Whitmer’s memorable 2018 campaign slogan — “fix the damn roads” — was among the reasons she won the governor’s office.

On Thursday night, Dixon took aim at one way Whitmer tried to pay for those road improvements: increasing Michigan’s gas tax by 27 cents per gallon. gallon at 45 cents per gallon.

Dixon said Whitmer “failed to deliver on his promise,” citing a Michigan Transportation Asset Management Council report warning that roads continue to deteriorate.

Whitmer touted a bonding program and measures approved by the Legislature that she said total $4.8 billion in transportation funding. She also credited Biden and the Democratic-led Congress for its infrastructure bill, which she said “sent us billions.”

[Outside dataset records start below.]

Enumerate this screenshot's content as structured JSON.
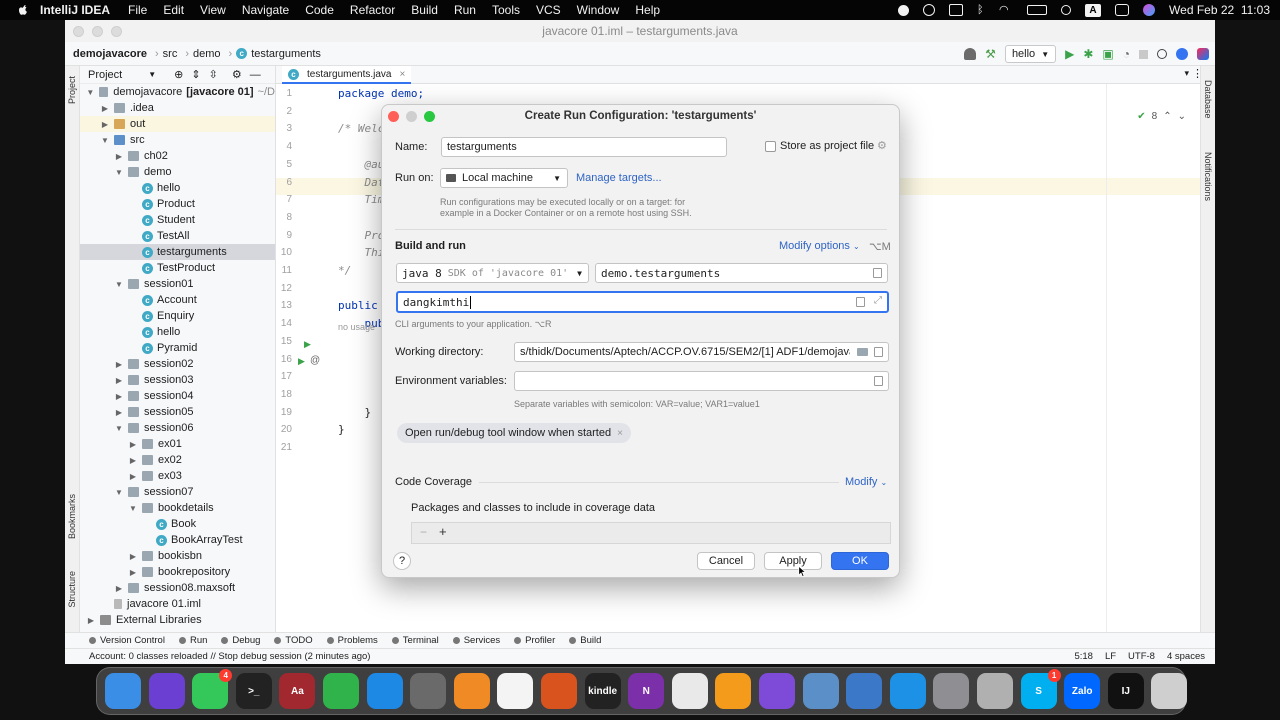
{
  "menubar": {
    "app_name": "IntelliJ IDEA",
    "items": [
      "File",
      "Edit",
      "View",
      "Navigate",
      "Code",
      "Refactor",
      "Build",
      "Run",
      "Tools",
      "VCS",
      "Window",
      "Help"
    ],
    "input_badge": "A",
    "datetime": "Wed Feb 22  11:03"
  },
  "window": {
    "title": "javacore 01.iml – testarguments.java",
    "breadcrumbs": [
      "demojavacore",
      "src",
      "demo",
      "testarguments"
    ],
    "run_config": "hello"
  },
  "project_panel": {
    "title": "Project",
    "tree": [
      {
        "label": "demojavacore",
        "bold_suffix": "[javacore 01]",
        "suffix": "~/D",
        "type": "module",
        "depth": 0,
        "expanded": true
      },
      {
        "label": ".idea",
        "type": "folder",
        "depth": 1,
        "expanded": false
      },
      {
        "label": "out",
        "type": "folder-excluded",
        "depth": 1,
        "expanded": false,
        "highlight": true
      },
      {
        "label": "src",
        "type": "folder-src",
        "depth": 1,
        "expanded": true
      },
      {
        "label": "ch02",
        "type": "package",
        "depth": 2,
        "expanded": false
      },
      {
        "label": "demo",
        "type": "package",
        "depth": 2,
        "expanded": true
      },
      {
        "label": "hello",
        "type": "class",
        "depth": 3
      },
      {
        "label": "Product",
        "type": "class",
        "depth": 3
      },
      {
        "label": "Student",
        "type": "class",
        "depth": 3
      },
      {
        "label": "TestAll",
        "type": "class",
        "depth": 3
      },
      {
        "label": "testarguments",
        "type": "class",
        "depth": 3,
        "selected": true
      },
      {
        "label": "TestProduct",
        "type": "class",
        "depth": 3
      },
      {
        "label": "session01",
        "type": "package",
        "depth": 2,
        "expanded": true
      },
      {
        "label": "Account",
        "type": "class",
        "depth": 3
      },
      {
        "label": "Enquiry",
        "type": "class",
        "depth": 3
      },
      {
        "label": "hello",
        "type": "class",
        "depth": 3
      },
      {
        "label": "Pyramid",
        "type": "class",
        "depth": 3
      },
      {
        "label": "session02",
        "type": "package",
        "depth": 2,
        "expanded": false
      },
      {
        "label": "session03",
        "type": "package",
        "depth": 2,
        "expanded": false
      },
      {
        "label": "session04",
        "type": "package",
        "depth": 2,
        "expanded": false
      },
      {
        "label": "session05",
        "type": "package",
        "depth": 2,
        "expanded": false
      },
      {
        "label": "session06",
        "type": "package",
        "depth": 2,
        "expanded": true
      },
      {
        "label": "ex01",
        "type": "package",
        "depth": 3,
        "expanded": false
      },
      {
        "label": "ex02",
        "type": "package",
        "depth": 3,
        "expanded": false
      },
      {
        "label": "ex03",
        "type": "package",
        "depth": 3,
        "expanded": false
      },
      {
        "label": "session07",
        "type": "package",
        "depth": 2,
        "expanded": true
      },
      {
        "label": "bookdetails",
        "type": "package",
        "depth": 3,
        "expanded": true
      },
      {
        "label": "Book",
        "type": "class",
        "depth": 4
      },
      {
        "label": "BookArrayTest",
        "type": "class",
        "depth": 4
      },
      {
        "label": "bookisbn",
        "type": "package",
        "depth": 3,
        "expanded": false
      },
      {
        "label": "bookrepository",
        "type": "package",
        "depth": 3,
        "expanded": false
      },
      {
        "label": "session08.maxsoft",
        "type": "package",
        "depth": 2,
        "expanded": false
      },
      {
        "label": "javacore 01.iml",
        "type": "file",
        "depth": 1
      },
      {
        "label": "External Libraries",
        "type": "library",
        "depth": 0,
        "expanded": false
      }
    ]
  },
  "editor": {
    "tab": "testarguments.java",
    "warnings": "8",
    "lines": [
      {
        "n": "1",
        "text": "package demo;"
      },
      {
        "n": "2",
        "text": ""
      },
      {
        "n": "3",
        "text": "/* Welc"
      },
      {
        "n": "4",
        "text": ""
      },
      {
        "n": "5",
        "text": "    @aut"
      },
      {
        "n": "6",
        "text": "    Date"
      },
      {
        "n": "7",
        "text": "    Time"
      },
      {
        "n": "8",
        "text": ""
      },
      {
        "n": "9",
        "text": "    Proj"
      },
      {
        "n": "10",
        "text": "    Thi"
      },
      {
        "n": "11",
        "text": "*/"
      },
      {
        "n": "12",
        "text": ""
      },
      {
        "n": "13",
        "text": "public"
      },
      {
        "n": "14",
        "text": "    pub"
      },
      {
        "n": "15",
        "text": ""
      },
      {
        "n": "16",
        "text": ""
      },
      {
        "n": "17",
        "text": ""
      },
      {
        "n": "18",
        "text": ""
      },
      {
        "n": "19",
        "text": "    }"
      },
      {
        "n": "20",
        "text": "}"
      },
      {
        "n": "21",
        "text": ""
      }
    ],
    "inlay_hint": "no usage"
  },
  "dialog": {
    "title": "Create Run Configuration: 'testarguments'",
    "name_label": "Name:",
    "name_value": "testarguments",
    "store_label": "Store as project file",
    "run_on_label": "Run on:",
    "run_on_value": "Local machine",
    "manage_targets": "Manage targets...",
    "run_on_hint_1": "Run configurations may be executed locally or on a target: for",
    "run_on_hint_2": "example in a Docker Container or on a remote host using SSH.",
    "build_and_run": "Build and run",
    "modify_options": "Modify options",
    "modify_shortcut": "⌥M",
    "jdk_version": "java 8",
    "jdk_hint": "SDK of 'javacore 01'",
    "main_class": "demo.testarguments",
    "program_args": "dangkimthi",
    "args_hint": "CLI arguments to your application. ⌥R",
    "working_dir_label": "Working directory:",
    "working_dir_value": "s/thidk/Documents/Aptech/ACCP.OV.6715/SEM2/[1] ADF1/demojavac",
    "env_label": "Environment variables:",
    "env_value": "",
    "env_hint": "Separate variables with semicolon: VAR=value; VAR1=value1",
    "chip_label": "Open run/debug tool window when started",
    "code_coverage": "Code Coverage",
    "modify": "Modify",
    "packages_label": "Packages and classes to include in coverage data",
    "cancel": "Cancel",
    "apply": "Apply",
    "ok": "OK",
    "help": "?"
  },
  "bottom_tools": [
    "Version Control",
    "Run",
    "Debug",
    "TODO",
    "Problems",
    "Terminal",
    "Services",
    "Profiler",
    "Build"
  ],
  "status": {
    "message": "Account: 0 classes reloaded // Stop debug session (2 minutes ago)",
    "position": "5:18",
    "line_sep": "LF",
    "encoding": "UTF-8",
    "indent": "4 spaces"
  },
  "side_labels": {
    "left": [
      "Project",
      "Bookmarks",
      "Structure"
    ],
    "right": [
      "Database",
      "Notifications"
    ]
  },
  "dock": {
    "apps": [
      {
        "icon": "finder-icon",
        "color": "#3a8ee6",
        "label": ""
      },
      {
        "icon": "siri-icon",
        "color": "#6b3fd1",
        "label": ""
      },
      {
        "icon": "messages-icon",
        "color": "#34c759",
        "label": "",
        "badge": "4"
      },
      {
        "icon": "terminal-icon",
        "color": "#222222",
        "label": ">_"
      },
      {
        "icon": "dictionary-icon",
        "color": "#a0282e",
        "label": "Aa"
      },
      {
        "icon": "numbers-icon",
        "color": "#2fb34a",
        "label": ""
      },
      {
        "icon": "safari-icon",
        "color": "#1e88e5",
        "label": ""
      },
      {
        "icon": "launchpad-icon",
        "color": "#6a6a6a",
        "label": ""
      },
      {
        "icon": "books-icon",
        "color": "#f08a24",
        "label": ""
      },
      {
        "icon": "photos-icon",
        "color": "#f4f4f4",
        "label": ""
      },
      {
        "icon": "reeder-icon",
        "color": "#d9531e",
        "label": ""
      },
      {
        "icon": "kindle-icon",
        "color": "#222222",
        "label": "kindle"
      },
      {
        "icon": "onenote-icon",
        "color": "#7b2fa8",
        "label": "N"
      },
      {
        "icon": "keyboard-icon",
        "color": "#e9e9e9",
        "label": ""
      },
      {
        "icon": "pages-icon",
        "color": "#f59b1b",
        "label": ""
      },
      {
        "icon": "github-icon",
        "color": "#7e4bd8",
        "label": ""
      },
      {
        "icon": "preview-icon",
        "color": "#5b8fc7",
        "label": ""
      },
      {
        "icon": "network-icon",
        "color": "#3c78c8",
        "label": ""
      },
      {
        "icon": "docker-icon",
        "color": "#1d91e6",
        "label": ""
      },
      {
        "icon": "system-preferences-icon",
        "color": "#8e8e93",
        "label": ""
      },
      {
        "icon": "database-icon",
        "color": "#b0b0b0",
        "label": ""
      },
      {
        "icon": "skype-icon",
        "color": "#00aff0",
        "label": "S",
        "badge": "1"
      },
      {
        "icon": "zalo-icon",
        "color": "#0068ff",
        "label": "Zalo"
      },
      {
        "icon": "intellij-icon",
        "color": "#111111",
        "label": "IJ"
      },
      {
        "icon": "trash-icon",
        "color": "#cfcfcf",
        "label": ""
      }
    ]
  }
}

“There are orange cones and barrels all over the state because we’re fixing the damn roads,” Whitmer said.

She added: “We fix the damn roads. We move dirt. We use the right mix and materials and they’re built to last. But you don’t overcome decades of disinvestment overnight.”

Recognizing that a shift to electric vehicles will reduce gas tax revenue over time, Dixon said Michigan will need to pursue “public-private partnerships” to fund road construction. She did not detail what they would include, but such partnerships typically involve tolls.

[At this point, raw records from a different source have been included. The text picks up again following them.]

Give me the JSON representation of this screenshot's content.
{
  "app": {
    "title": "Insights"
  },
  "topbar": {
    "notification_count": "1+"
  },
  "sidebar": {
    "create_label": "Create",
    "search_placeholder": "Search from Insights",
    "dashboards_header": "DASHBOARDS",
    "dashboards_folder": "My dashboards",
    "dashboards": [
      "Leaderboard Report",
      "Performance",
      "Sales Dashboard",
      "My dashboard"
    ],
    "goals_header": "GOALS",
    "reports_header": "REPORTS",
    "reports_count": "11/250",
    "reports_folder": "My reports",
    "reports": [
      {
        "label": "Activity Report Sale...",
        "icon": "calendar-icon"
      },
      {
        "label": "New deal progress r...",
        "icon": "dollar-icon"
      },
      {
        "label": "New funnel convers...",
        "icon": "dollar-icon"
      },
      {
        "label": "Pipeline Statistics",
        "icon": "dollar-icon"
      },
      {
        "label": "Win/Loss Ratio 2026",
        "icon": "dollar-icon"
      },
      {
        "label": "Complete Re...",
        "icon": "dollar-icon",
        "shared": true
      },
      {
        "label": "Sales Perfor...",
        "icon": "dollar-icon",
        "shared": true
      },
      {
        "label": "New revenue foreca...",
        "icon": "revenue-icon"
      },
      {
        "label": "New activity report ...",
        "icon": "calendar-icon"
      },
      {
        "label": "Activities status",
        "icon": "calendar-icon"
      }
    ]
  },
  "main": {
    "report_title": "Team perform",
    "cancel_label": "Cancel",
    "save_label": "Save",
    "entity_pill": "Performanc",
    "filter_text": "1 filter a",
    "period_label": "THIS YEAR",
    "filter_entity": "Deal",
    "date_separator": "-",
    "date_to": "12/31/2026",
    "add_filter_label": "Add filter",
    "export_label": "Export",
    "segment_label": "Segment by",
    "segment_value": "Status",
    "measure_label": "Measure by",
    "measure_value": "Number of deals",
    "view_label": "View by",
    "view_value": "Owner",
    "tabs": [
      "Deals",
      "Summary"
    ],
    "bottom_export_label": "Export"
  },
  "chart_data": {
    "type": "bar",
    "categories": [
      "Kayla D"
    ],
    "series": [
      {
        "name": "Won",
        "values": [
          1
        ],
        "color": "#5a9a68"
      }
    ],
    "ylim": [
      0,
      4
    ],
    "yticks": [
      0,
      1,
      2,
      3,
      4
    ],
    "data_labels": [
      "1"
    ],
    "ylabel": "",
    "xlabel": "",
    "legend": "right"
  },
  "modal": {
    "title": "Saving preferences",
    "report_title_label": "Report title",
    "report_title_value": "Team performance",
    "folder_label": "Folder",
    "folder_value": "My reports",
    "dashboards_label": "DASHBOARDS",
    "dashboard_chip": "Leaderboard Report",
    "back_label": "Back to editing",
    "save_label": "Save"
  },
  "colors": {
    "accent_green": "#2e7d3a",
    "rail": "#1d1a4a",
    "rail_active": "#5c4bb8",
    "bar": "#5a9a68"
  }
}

“We will have to find a way to finance the roads. This will require public-private partnerships in the future. But it will be a way out, because the whole country is not going to switch to electric cars overnight,” she said.

Among the starkest differences in Thursday’s debate was over gun rights, with Whitmer favoring a number of restrictions while Dixon said she opposed policies she said would “take guns away from law-abiding citizens.”

Whitmer said she supports background checks and “red flag” laws. She also criticized Dixon for opposing gun-free zones in places like schools and for supporting permit-free carry.

Dixon’s positions would lead to “more weapons, less oversight, less training,” Whitmer said.

Dixon responded that Michigan should respond to gun crimes by being “tough on crime in this state.”

“This idea that you’re going to take guns away from law-abiding citizens and somehow that’s going to keep them out of the hands of criminals? That’s never going to work,” Dixon said. “When we find someone who commits a gun crime, they must be put away.”